Sturdy bones and spring

Notes from a walk with the dog

Today my body claims her bones. I am tired and sturdy. Bones and I share purpose. The pavement doesn’t defy me. Nor the dog. High in the upper reaches of a willow, a dove coos a greeting, not to me but to spring so newly arrived. Do you see her there, next to the clouds?

Think of all the other kinds of tired! There’s fragile tired as after a haunted night without sleep and wired tired, often associated with a deadline too long deferred.

There’s marathon tired, the through and through physical exhaustion that feels laudatory and comes with a permission slip reading: REST.

There’s dutiful tired, arising when the body ought to be firing on all cylinders but isn’t because drudgery and resentment make their nasty claims.

Mourning is its own kind of tired, one that comes in waves with rhythms all its own.

There’s 4:00 tired, requiring no cause whatsoever and almost always attended by an overwhelming need to nap.

There’s the hand-wringing tired of anxious grievance. Formerly rare, now nearly constant, this kind of tired jangles with us through our days as we watch the news, listen to the unhinged tirades, or merely read about them because we can’t abide the sound of his voice. As we scroll through twitter and go to our trusted online news sources, this tired has us reading current indictments in full and praying for more.

There’s the tired of despair. This type of weariness is dangerous, bearing as it sometimes does an irresistible and irrevocable mandate. Nobody who wants to live should heed that mandate.

There’s the tired of age that comes when you bend to wipe the floor as you’ve done with ease forever and upon rising, your hand grips the counter. Maybe there’s a tiny groan.

Sturdy tired is nearly indistinguishable from sturdy energy. It offers a determined walk, a pain-free pivot, a place on a warm bench where you just know hope visits.

Hope visits. Spring bears glad tidings in its bird song, bulb blades, warmed pavement, wispy clouds — and it does so every god-damned year. How is such constancy possible in a world full of damning variables?

Without thinking too hard about variables shaping clouds and rain, I’ll take this magenta scarf, formerly my sister’s, and walk back out into a morning brushed with promise.

 

12 thoughts on “Sturdy bones and spring

  1. Anonymous

    This is beautifully written… I know all of these types of tiredness. I think I should keep this list handy, so I can categorize and identify which type it is and remember that “ hope visits.” I am new to your blog. I luckily, stumbled upon you. I love it when that happens….

    Reply
    1. deemallon

      Oh — welcome! I forgot to list the tired that comes with illness. I suppose that speaks to how lucky I’ve been health wise in recent years.

      Reply
  2. Nancy

    Poetry dear Dee.

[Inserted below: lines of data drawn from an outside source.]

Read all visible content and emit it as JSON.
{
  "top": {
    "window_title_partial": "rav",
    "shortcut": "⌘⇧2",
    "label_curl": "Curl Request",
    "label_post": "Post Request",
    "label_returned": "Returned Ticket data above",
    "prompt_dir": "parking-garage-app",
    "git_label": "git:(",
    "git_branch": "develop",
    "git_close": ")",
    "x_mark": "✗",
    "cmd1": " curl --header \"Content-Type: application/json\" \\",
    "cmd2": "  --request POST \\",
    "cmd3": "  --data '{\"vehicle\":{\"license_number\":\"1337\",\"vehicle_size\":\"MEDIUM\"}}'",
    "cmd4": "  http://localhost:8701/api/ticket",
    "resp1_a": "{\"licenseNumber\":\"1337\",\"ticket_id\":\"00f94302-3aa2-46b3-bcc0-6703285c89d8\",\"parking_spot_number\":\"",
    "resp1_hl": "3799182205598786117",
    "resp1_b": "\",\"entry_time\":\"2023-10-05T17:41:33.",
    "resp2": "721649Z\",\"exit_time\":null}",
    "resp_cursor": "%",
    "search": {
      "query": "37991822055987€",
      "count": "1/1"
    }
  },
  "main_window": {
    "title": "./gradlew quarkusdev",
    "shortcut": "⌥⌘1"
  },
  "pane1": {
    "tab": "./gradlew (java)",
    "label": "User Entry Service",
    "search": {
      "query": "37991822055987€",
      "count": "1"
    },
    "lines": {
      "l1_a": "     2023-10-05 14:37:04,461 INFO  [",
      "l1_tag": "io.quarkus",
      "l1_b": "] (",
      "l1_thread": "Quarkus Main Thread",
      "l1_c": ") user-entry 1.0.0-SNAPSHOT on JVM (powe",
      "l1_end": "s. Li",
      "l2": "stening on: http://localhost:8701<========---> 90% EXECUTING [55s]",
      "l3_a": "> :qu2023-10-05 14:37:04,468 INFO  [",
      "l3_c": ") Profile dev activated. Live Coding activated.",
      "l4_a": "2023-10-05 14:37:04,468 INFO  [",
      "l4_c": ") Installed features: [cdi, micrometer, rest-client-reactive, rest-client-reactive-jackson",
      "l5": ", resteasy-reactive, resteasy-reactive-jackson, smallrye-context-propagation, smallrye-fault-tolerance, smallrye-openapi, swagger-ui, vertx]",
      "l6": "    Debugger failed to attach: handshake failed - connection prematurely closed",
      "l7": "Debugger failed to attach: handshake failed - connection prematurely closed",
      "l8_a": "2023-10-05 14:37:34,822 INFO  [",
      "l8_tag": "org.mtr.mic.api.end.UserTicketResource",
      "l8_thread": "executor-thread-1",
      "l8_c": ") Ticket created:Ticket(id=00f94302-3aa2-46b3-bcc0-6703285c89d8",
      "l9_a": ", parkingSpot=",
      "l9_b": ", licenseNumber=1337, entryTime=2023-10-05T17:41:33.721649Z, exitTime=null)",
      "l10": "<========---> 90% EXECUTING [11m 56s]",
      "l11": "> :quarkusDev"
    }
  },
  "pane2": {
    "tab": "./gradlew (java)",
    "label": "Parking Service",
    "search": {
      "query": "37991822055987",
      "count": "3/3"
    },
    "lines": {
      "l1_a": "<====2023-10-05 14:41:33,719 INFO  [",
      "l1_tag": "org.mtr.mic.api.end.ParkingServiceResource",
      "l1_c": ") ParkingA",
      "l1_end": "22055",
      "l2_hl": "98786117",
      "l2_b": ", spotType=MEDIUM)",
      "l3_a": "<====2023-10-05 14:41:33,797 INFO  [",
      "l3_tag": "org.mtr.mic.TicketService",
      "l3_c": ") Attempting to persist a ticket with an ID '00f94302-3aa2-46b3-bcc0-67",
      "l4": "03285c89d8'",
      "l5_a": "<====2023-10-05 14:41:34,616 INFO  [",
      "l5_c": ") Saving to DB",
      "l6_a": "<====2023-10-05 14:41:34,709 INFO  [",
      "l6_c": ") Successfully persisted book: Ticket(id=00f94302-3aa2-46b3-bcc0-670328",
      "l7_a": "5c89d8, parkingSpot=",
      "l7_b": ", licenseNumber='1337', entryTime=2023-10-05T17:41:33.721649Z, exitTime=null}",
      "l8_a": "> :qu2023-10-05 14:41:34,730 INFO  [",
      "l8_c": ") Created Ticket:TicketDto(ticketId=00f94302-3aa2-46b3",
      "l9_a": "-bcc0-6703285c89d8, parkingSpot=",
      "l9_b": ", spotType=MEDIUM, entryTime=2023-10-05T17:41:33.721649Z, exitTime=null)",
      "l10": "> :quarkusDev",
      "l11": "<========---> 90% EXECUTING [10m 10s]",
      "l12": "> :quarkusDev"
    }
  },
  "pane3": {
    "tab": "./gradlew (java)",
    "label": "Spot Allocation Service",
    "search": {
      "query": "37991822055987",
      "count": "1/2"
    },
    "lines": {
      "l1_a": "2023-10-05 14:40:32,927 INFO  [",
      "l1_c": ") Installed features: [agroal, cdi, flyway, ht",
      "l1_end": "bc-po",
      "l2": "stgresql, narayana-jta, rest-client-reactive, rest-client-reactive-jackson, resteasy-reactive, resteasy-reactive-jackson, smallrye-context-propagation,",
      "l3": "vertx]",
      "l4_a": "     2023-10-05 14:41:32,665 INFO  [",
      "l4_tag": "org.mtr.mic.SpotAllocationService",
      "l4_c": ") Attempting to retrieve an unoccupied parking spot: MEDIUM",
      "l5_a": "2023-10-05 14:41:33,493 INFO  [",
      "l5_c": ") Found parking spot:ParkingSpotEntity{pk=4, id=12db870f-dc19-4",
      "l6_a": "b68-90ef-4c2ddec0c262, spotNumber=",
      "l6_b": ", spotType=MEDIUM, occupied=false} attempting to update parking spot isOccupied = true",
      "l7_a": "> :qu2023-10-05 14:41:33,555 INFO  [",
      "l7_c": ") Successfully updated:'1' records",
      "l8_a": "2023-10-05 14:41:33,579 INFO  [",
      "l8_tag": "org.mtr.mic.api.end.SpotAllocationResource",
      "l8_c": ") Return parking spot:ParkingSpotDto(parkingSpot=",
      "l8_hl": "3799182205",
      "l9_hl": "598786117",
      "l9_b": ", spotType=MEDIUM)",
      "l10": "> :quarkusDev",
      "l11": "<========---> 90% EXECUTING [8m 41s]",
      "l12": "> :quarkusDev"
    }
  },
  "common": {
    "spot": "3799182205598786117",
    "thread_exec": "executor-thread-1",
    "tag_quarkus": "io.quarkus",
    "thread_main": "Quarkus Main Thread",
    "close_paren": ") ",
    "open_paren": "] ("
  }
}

We circle from tired to hope, and I guess back again. Sending love. from the place of adult tired, where you just want your mommy to hold you and take make you feel like all will be well and your daddy will give you the sense that he will take care of you (even if you know different) and offer support and advice (even if you know it may not be the best)…adult tired, where it is all on you. xo Dee, I’m thinking on you hard these days.

    Reply
    1. deemallon

      Thanks. Nancy. I am so thankful that as the world warms to spring I will be making my own way back to some sort of flowering.

      Reply
  3. Deborah Lacativa

    I don’t want to own any of those tireds right now, lest they start to own me. I’m celebrating that magenta!

    Reply
  4. Michelle Slater

    This weary old gal is grateful for breath, coffee, Digestive biscuits, good doctors, naps, Poets and Artists, Buddhism, Seasons, Pears and apples and the Internet too (damn it). Grateful for this post Dee. Love the shadow shot and that really adorable photo of you.

    Reply
  5. Fiona

    A wonderful exploration of tiredness Dee – and all so true. I love the scarf and seeing you in it; and also knowing that Spring is headed your way with its promise, and hope, of renewal and growth. I sometimes feel as if the sadness sits down with me; it’s so lovely to think of hope doing the same. Go gently.